A: My first look is to the Guidelines for Design and Construction of Health Care Facilities, written by the Facilities Guidelines Institute (FGI), 2010 edition. Section 2.1-2.6.10 says soiled workrooms or soiled holding rooms shall be separate from and have no direct connection with clean workrooms or clean supply rooms. It is obvious that a flushing hopper sink and a separate hand washing station are part of a “Soiled Workroom” as defined in 2.1-22.214.171.124, and as such is required to be located in a soiled utility room and separated from clean supplies.
Table 7-1 “Design Parameters” in the same book requires soiled workrooms to have a negative air pressure in the room compared to its surrounding area, and clean workrooms are required to have a positive air pressure in the room compared to its surrounding area. That is physically impossible if the soiled and the clean are in the same room. Also, a soiled workroom must have 2 ½ times the amount of air changes per hour than the clean workrooms.
It does not make sense to have a trauma room in a room that is defined as a soiled workroom. A room with a hopper sink is by definition a soiled workroom. According to Table 7-1, the air pressure in a soiled workroom must be negative, but the air pressure in a trauma room is required to be positive. Again, how can that be if the two rooms are together? The answer is, it can’t. The two rooms have to be separate.

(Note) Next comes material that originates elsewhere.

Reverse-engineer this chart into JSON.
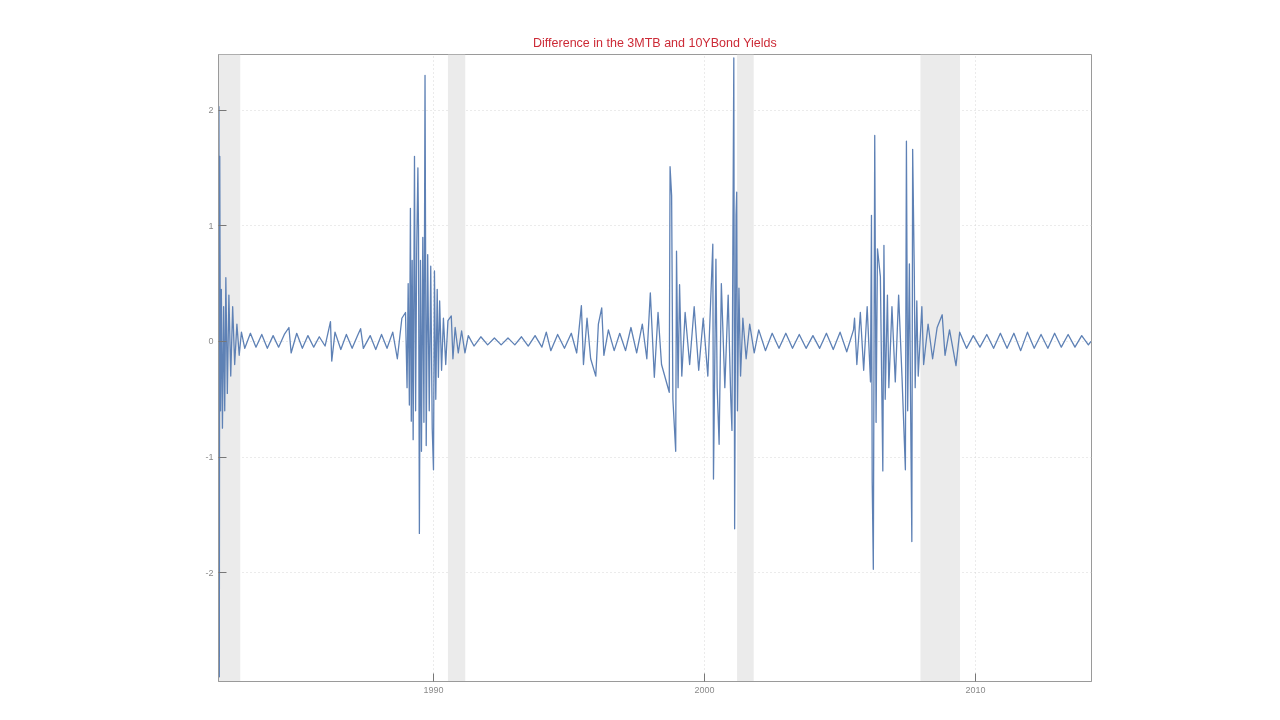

Take this information to the project manager and explain the logic that differentiates their design. If they do not listen and do not change the design, then escalate this issue to a higher authority (your M.D. in charge of Infection Control; or the COO; or the CEO) and explain to them that CMS, Joint Commission, and any other accreditation organization will enforce the FGI guidelines for new construction and the arrangement you describe will be cited and the hospital will be required to resolve this at a later date. Better to resolve it now, while it is still being designed/built, than doing so a couple of years from now.